Table of Contents
Applications and Principles of LIDAR Technology
LIDAR is a method of surveillance that measures the distance to a target by illuminating that target with a pulsed laser light and measuring the reflected pulses with a sensor. The received laser light is used to construct a 3D representation of the target. The main applications of LIDAR are the construction of high-resolution maps, laser guidance, airborne laser swath mapping, laser altimetry, etc.
Eye-Safe 1550 nm Fiber Lasers for Military and Mapping Uses
LIDAR systems that are used for scientific applications need to be eye safe; therefore, 600–1000 nm lasers cannot be used for LIDAR, as these lasers can be focused and easily absorbed by the eye, which causes limitations in the possible powers used. A common alternative is 1550 nm lasers, like 1550 nm fiber lasers. The latter type is eye-safe at much higher power levels since this wavelength is not focused by the eye. 1550 nm fiber lasers are typically used for military operations and provide accurate images over long distances. Another advantage of 1550 nm fiber lasers is their invisibility to night vision goggles, unlike 1000 nm infrared lasers.
LIDAR in Wind Measurement and Atmospheric Studies
LIDAR technology can be used not only in military or mapping but for air- and space-based wind measurements. Measurements of the wind intensity are essential for airport safety and pollution monitoring. When LIDAR is used for its regular applications, it works by the time between the firing of a laser pulse and the sensing of its reflection from the landscape or target. In wind speed measurement, the laser interacts with molecules such as aerosols in the atmosphere. The Doppler shift in the signal, which is caused by the molecule’s movement, is then converted to wind velocity. After performing multiple measurements, a full 3D vector field is constructed, which is then used to assess wind velocity, shear, and turbulence.
Challenges and Fiber Optic Solutions for Enhanced LIDAR Performance
Despite LIDAR being a precise measuring technique, the system, in most cases, can not be effectively used in harsh conditions such as strong winds.
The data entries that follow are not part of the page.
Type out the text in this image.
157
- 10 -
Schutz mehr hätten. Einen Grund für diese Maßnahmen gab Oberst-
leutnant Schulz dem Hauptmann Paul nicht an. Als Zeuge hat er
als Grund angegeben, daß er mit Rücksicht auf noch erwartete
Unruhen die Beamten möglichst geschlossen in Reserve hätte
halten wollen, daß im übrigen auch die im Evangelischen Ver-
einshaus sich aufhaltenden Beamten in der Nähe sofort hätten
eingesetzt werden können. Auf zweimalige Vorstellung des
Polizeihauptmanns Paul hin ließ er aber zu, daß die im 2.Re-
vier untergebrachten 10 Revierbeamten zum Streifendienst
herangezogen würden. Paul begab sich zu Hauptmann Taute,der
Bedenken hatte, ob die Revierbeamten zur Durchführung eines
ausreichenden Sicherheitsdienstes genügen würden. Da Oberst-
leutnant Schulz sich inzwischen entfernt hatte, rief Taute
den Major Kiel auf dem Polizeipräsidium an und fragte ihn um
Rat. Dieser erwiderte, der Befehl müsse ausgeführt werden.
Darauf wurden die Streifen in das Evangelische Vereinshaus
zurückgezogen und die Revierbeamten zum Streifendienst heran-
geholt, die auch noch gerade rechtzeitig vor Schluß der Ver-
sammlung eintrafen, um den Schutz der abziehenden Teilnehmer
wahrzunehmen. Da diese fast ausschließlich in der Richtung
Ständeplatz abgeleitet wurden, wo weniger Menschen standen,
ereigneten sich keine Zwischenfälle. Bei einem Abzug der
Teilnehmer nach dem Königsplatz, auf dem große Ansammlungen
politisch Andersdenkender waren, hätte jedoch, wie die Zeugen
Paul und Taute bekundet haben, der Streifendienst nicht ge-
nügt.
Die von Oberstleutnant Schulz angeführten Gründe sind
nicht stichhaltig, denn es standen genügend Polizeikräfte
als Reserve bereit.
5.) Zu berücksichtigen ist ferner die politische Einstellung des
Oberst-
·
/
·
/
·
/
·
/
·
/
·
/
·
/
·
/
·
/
Another problem is the use of conventional avalanche photodiodes for the detection of the signal; the downfall of these is low resolution and high noise that undermines their use in sensitive data streams.
In order to improve the LIDAR system for wind velocity measurement, fiber optic elements may be used to simplify the system, which reduces its vulnerability to many variables, such as angle of incidence, instrument alignment, temperature gradients, and pressure fluctuations.